Last year the United States ambassador to Britain, Woody Johnson, said that he hoped Mr. Trump would visit in early 2018 and dedicate the new embassy, providing the opportunity for a symbolically important, but lower-key, visit to a close ally.
No official statement had been made about the visit, and no formal invitation had been issued, although diplomats were known to be trying to organize a meeting, and the embassy opening was an obvious moment at which to do so.
Then, late on Thursday night, the president took to his favorite medium, Twitter, and announced that he had scrapped his trip because he was unhappy with the new building, and the decision to quit the old site in central London, which has been taken over by the Qatari royal family’s property company, which plans to convert it into a luxury hotel.

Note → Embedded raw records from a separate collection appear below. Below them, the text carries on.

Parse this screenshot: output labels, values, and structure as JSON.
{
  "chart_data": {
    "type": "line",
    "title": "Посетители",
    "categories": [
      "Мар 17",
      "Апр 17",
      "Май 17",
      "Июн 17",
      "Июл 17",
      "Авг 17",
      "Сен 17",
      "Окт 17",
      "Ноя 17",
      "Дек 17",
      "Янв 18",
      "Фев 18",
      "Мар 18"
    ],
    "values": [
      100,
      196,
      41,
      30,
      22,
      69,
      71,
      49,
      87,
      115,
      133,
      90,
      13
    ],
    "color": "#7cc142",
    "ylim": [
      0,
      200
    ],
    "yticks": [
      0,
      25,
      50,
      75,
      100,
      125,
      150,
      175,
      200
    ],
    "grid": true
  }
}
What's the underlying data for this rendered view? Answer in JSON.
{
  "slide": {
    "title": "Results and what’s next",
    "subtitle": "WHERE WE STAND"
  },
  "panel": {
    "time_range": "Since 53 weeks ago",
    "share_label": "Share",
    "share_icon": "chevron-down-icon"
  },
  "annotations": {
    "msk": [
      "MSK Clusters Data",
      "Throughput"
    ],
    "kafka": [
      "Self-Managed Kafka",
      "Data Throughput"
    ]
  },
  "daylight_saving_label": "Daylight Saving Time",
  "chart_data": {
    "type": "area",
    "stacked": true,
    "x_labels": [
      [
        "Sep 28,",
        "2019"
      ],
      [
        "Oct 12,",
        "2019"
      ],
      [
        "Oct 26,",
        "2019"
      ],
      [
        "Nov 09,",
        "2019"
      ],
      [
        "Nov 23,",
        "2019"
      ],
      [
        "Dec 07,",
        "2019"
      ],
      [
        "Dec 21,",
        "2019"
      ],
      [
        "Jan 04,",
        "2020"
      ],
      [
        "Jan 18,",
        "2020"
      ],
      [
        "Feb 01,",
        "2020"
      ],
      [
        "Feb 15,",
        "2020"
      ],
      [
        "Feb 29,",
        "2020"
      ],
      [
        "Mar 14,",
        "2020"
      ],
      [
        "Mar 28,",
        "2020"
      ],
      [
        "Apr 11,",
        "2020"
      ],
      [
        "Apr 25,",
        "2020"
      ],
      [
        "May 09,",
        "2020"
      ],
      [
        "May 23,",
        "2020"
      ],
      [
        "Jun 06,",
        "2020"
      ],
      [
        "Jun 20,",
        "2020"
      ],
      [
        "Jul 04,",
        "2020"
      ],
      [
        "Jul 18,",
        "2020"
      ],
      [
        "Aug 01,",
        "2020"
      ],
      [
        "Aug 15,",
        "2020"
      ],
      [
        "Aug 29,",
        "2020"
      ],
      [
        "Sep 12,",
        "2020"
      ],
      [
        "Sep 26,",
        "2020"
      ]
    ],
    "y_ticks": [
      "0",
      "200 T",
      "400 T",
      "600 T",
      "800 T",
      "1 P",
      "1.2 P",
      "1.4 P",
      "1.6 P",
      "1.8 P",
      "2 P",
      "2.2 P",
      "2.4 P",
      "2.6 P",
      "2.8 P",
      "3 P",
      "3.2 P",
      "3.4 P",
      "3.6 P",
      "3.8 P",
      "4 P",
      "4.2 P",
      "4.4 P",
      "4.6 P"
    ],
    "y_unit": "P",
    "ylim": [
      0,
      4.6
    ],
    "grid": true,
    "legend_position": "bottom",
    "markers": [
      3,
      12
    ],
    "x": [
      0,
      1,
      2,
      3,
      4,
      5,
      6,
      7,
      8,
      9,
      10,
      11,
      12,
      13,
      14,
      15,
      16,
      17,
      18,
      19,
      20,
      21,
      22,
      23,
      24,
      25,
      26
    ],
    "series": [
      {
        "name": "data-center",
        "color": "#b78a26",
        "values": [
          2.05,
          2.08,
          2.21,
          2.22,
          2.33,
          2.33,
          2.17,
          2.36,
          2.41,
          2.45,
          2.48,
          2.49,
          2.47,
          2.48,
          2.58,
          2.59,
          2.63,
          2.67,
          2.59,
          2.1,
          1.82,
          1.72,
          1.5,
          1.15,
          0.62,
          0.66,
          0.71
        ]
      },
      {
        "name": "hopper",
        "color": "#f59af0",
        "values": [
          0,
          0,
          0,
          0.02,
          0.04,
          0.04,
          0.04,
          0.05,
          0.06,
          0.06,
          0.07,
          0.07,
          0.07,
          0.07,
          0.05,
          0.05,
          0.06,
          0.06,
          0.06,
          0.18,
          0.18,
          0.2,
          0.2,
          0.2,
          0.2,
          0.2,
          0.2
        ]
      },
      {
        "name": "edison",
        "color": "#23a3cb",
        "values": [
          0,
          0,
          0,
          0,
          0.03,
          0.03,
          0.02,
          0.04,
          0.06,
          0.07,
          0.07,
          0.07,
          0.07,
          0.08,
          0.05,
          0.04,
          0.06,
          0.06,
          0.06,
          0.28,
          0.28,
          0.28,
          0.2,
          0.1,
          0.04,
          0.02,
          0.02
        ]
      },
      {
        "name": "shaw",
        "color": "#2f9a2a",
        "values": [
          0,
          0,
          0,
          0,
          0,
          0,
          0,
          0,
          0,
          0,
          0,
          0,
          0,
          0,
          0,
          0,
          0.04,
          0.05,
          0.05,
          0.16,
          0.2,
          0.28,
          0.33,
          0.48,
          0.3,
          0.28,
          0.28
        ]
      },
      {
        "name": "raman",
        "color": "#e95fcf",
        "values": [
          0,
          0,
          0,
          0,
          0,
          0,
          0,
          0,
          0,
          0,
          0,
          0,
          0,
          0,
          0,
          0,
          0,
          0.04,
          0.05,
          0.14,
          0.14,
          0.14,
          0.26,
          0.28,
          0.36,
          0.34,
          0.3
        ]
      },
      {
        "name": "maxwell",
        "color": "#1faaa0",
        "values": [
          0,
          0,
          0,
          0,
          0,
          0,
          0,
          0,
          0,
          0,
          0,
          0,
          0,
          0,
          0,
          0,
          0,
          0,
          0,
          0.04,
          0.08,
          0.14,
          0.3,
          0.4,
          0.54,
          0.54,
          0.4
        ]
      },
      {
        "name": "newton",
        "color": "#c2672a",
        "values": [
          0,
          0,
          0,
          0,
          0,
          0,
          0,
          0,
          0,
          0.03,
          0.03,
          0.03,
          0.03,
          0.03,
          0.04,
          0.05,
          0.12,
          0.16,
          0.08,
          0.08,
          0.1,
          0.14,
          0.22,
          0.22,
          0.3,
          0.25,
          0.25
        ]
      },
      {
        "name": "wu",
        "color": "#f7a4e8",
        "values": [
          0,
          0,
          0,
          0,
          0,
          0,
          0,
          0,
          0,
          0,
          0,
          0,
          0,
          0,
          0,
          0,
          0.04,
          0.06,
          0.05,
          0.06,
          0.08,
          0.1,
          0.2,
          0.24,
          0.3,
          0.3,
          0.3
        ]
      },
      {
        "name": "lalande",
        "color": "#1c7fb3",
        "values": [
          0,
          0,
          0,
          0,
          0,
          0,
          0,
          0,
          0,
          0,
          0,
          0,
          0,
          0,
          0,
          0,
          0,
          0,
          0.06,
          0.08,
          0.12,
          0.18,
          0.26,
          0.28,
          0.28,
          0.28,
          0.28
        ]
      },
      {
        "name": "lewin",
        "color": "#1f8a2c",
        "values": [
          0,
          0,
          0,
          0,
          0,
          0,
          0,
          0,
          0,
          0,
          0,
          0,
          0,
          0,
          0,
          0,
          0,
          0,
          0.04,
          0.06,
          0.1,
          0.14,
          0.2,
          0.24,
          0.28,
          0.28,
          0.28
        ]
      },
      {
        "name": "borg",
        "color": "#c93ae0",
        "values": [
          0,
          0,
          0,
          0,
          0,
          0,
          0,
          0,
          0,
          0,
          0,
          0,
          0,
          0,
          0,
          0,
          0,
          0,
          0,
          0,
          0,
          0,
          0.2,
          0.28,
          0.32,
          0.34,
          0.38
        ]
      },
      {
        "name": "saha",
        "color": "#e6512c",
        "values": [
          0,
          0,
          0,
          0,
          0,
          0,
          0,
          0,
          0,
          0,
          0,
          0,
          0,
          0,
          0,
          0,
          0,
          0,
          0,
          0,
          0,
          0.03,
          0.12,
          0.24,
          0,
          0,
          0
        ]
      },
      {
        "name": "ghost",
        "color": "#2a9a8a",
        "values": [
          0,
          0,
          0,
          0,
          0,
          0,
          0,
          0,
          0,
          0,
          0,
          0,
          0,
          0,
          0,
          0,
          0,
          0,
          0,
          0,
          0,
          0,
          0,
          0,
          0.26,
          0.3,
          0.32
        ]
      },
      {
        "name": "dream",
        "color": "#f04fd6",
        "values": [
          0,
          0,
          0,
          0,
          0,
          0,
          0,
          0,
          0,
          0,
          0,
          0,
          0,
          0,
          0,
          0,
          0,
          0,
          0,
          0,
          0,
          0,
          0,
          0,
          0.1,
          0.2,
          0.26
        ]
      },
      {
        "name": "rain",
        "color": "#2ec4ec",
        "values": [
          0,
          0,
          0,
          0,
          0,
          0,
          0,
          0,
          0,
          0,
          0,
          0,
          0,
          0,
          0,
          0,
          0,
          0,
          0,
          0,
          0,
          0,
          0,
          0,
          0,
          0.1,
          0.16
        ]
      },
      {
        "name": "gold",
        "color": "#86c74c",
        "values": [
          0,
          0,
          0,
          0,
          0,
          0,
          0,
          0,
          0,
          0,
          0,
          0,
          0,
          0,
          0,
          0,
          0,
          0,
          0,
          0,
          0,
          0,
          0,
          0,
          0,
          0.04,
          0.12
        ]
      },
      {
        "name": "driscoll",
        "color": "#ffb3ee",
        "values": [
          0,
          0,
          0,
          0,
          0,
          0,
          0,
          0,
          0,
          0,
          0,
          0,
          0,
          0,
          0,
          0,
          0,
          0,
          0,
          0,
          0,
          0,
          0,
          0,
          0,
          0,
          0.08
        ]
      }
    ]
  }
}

His critics in Britain gave that explanation little credence. Ed Miliband, the former Labour Party leader, responded to Mr. Trump’s announcement on Twitter, saying: “Nope. It’s because nobody wanted you to come. And you got the message.”
The old United States Embassy, in a famous square in the exclusive Mayfair neighborhood, was deemed to be vulnerable to terrorist attacks. The new one, which includes a small moat, is a high-tech construction in a former rail yard on the South Bank of the Thames.
Though Mr. Trump blamed the Obama administration for the move, the first announcement of new embassy site had been made in 2008 during the administration of President George W. Bush.
In a statement released on Friday the United States Embassy in London said that, in 2007, a plan was developed “to finance a new embassy project through a property swap for existing U.S. government property in London. This solution allowed construction of a new chancery that meets all security standards, yet used no tax payer dollars to fund the project.”